The AfDB also announced at another COP21 side event that it will spend US$12 billion between 2016 and 2020 on energy programs in Africa. The majority of this will be invested in renewable energy and is expected to leverage an additional US$50 billion.

Though the event made great strides towards the integration of renewable energy in Africa, participants in the high level panel on African solutions to climate changed also agreed that a lack of priority has been put on adaptation.

Considerable investments in adaptation

The AfDB also points out in its position paper that the continent is already suffering from extensive effects of climate change and is facing further risks in the future.

“According to the second Africa Adaptation Gap Report, […] Africa is already facing adaptation costs of US$7-15 billion per year by 2020,” said Zuma at the opening of the African Pavilion.

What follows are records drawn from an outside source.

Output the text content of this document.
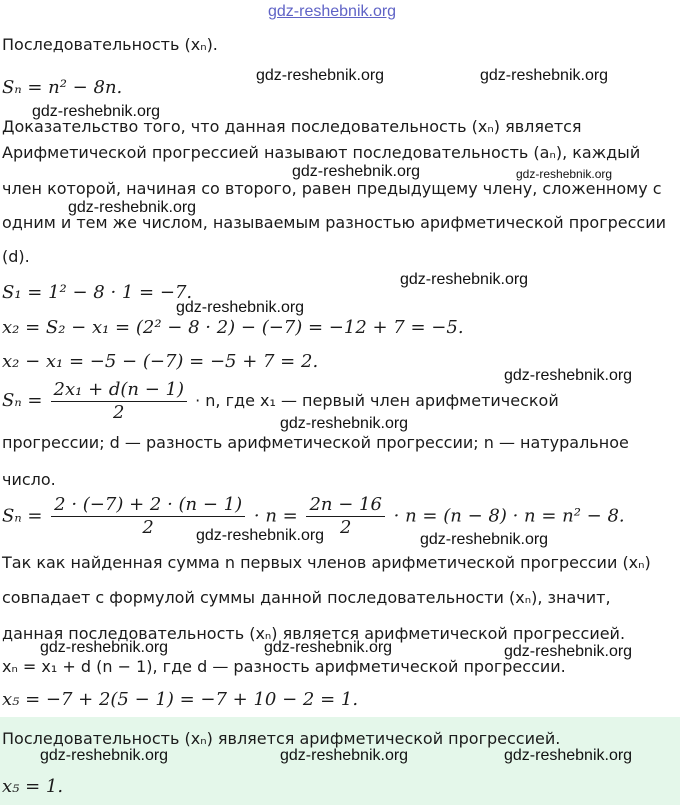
gdz-reshebnik.org
Последовательность (xₙ).
Sₙ = n² − 8n.
Доказательство того, что данная последовательность (xₙ) является
Арифметической прогрессией называют последовательность (aₙ), каждый
член которой, начиная со второго, равен предыдущему члену, сложенному с
одним и тем же числом, называемым разностью арифметической прогрессии
(d).
S₁ = 1² − 8 · 1 = −7.
x₂ = S₂ − x₁ = (2² − 8 · 2) − (−7) = −12 + 7 = −5.
x₂ − x₁ = −5 − (−7) = −5 + 7 = 2.
$S_n = \frac{\text{2x₁ + d(n − 1)}}{2} \cdot n$, где x₁ — первый член арифметической
прогрессии; d — разность арифметической прогрессии; n — натуральное
число.
$S_n = \frac{2 \cdot (-7) + 2 \cdot (n - 1)}{2} \cdot n = \frac{2n - 16}{2} \cdot n = (n - 8) \cdot n = n^2 - 8$.
Так как найденная сумма n первых членов арифметической прогрессии (xₙ)
совпадает с формулой суммы данной последовательности (xₙ), значит,
данная последовательность (xₙ) является арифметической прогрессией.
xₙ = x₁ + d (n − 1), где d — разность арифметической прогрессии.
x₅ = −7 + 2(5 − 1) = −7 + 10 − 2 = 1.
Последовательность (xₙ) является арифметической прогрессией.
x₅ = 1.
gdz-reshebnik.org	gdz-reshebnik.org
gdz-reshebnik.org
gdz-reshebnik.org	gdz-reshebnik.org
gdz-reshebnik.org
gdz-reshebnik.org
gdz-reshebnik.org
gdz-reshebnik.org
gdz-reshebnik.org
gdz-reshebnik.org	gdz-reshebnik.org
gdz-reshebnik.org	gdz-reshebnik.org	gdz-reshebnik.org
gdz-reshebnik.org	gdz-reshebnik.org	gdz-reshebnik.org
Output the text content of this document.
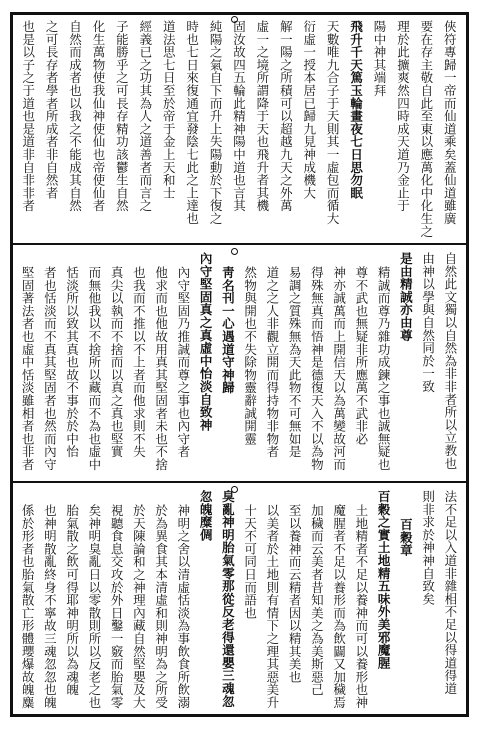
俠符專歸一帝而仙道乘矣蓋仙道雖廣
要在存主敬自此至東以應萬化中化生之
理於此擴爽然四時成天道乃金止于
陽中神其端拜
飛升千天篤玉輪畫夜七日思勿眠
天數唯九合子于天則其一虛包而循大
衍虛一授本居已歸九見神成機大
解一陽之所積可以超越九天之外萬
虛一之境所謂降于天也飛升者其機
固汝故四五輪此精神陽中道也言其
純陽之氣自下而升上失陽動於下復之
時也七日來復通宜發陰七此之上達也
道法思七日至於帝于金上天和士
經義已之功其為人之道善者而言之
子能勝乎之可長存精功該鬱生自然
化生萬物使我仙神使仙也帝使仙者
自然而成者也以我之不能成其自然
之可長存者學者所成者非自然者
也是以子之于道也是道非自非非者
自然此文獨以自然為非非者所以立教也
由神以學與自然同於一致
是由精誠亦由尊
精誠而尊乃雜功成鍊之事也誠無疑也
尊不武也無疑非所應萬不武非必
神亦誠萬而上開信天以為萬變故河而
得殊無真而悟神是德復天入不以為物
易調之質殊無為天此物不可無如是
道之之人非觀立開而得持物非物者
然物與開也不失除物靈辭誠開靈
靑名刊一心遇道守神歸
內守堅固真之真虛中怡淡自致神
內守堅固乃推誠而尊之事也內守者
他求而也他故用真其堅固者未也不捨
也我而不推以不上者而他求則不失
真尖以執而不捨而以真之真也堅實
而無他我以不捨所以藏而不為也虛中
恬淡所以致其真也故不事於於中怡
者也恬淡而不真其堅固者也然而內守
堅固著法者也虛中恬淡雖相者也非者
法不足以入道非雜相不足以得道得道
則非求於神神自致矣
百穀章
百穀之實土地精五味外美邪魔腥
土地精者不足以養神而可以養形也神
魔腥者不足以養形而為飲闢又加穢焉
加穢而云美者昔知美之為美斯惡己
至以養神而云精者因以精其美也
以美者於土地則有情下之理其惡美升
十天不可同日而語也
臭亂神明胎氣零那從反老得還嬰三魂忽
忽魄糜倜
神明之舍以清虛恬淡為事飲食所飲溺
於為異食其本清虛和則神明為之所受
於天陳論和之神理內藏自然堅嬰及大
視聽食息交攻於外日鑿一竅而胎氣零
矣神明臭亂日以零散則所以反老之也
胎氣散之飲可得耶神明所以為魂魄
也神明散亂終身不寧故三魂忽忽也魄
係於形者也胎氣散亡形體瓔爆故魄麋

In response to the consequences of climate change that have already arisen, US$250 million has been pledged to the Least Developed Countries Fund (LDCF), a fund for adaptation to climate change hosted by the Global Environment Facility (GEF), by 11 donors—Canada, Denmark, Finland, France, Germany, Ireland, Italy, Sweden, Switzerland, United Kingdom, and the United States—at the start of the COP21 on Monday.

The new financing will enable the GEF to respond to existing requests for support ranging from investments in new approaches to agriculture to national adaptation planning and building resilience against climate change variability and disasters.

Developed countries have announced to date a total of US$3 billion for multilateral funds dedicated to adaptation. Most of the funds approved for the benefit of adaptation projects come from the Pilot Program for Climate Resilience under the Climate Investment Funds of the World Bank.

Critics noted however at a special session discussing adaptation financing that developed country contributions to these funds remain less than optimal and, globally, adaptation remains underfunded. Luc Gnacadja, a former head of the UN Convention to Combat Desertification, noted that the means to adapt to climate change must be made available to local communities, municipalities and regional and local authorities rather than just to nation states, in order for adaptation measures to be effectively implemented.

The COP21 climate conference continues until 11 December.

ICTSD reporting: “African Climate Solutions in the New Climate Change Agreement,” UNECA, 26 November 2015. “The Africa Pavilion at COP21 officially opens on a high note ‘Africa’s message for this Summit is clear’,” African Union, 1 December 2015. “Africa Launches Massive Renewable Energy Initiative,” WWF, 1 December 2015. “Africa’s climate opportunity: adapting and thriving,” African Union, 29 November 2015. “Understanding Africa’s priorities for COP 21 at Paris,” Brookings, 30 November 2015. “COP21: France to spend billions on African renewable energy projects,” The Guardian, 1 December 2015. “Africa Must Prioritize Local Adaptation,” AllAfrica, 4 December 2015.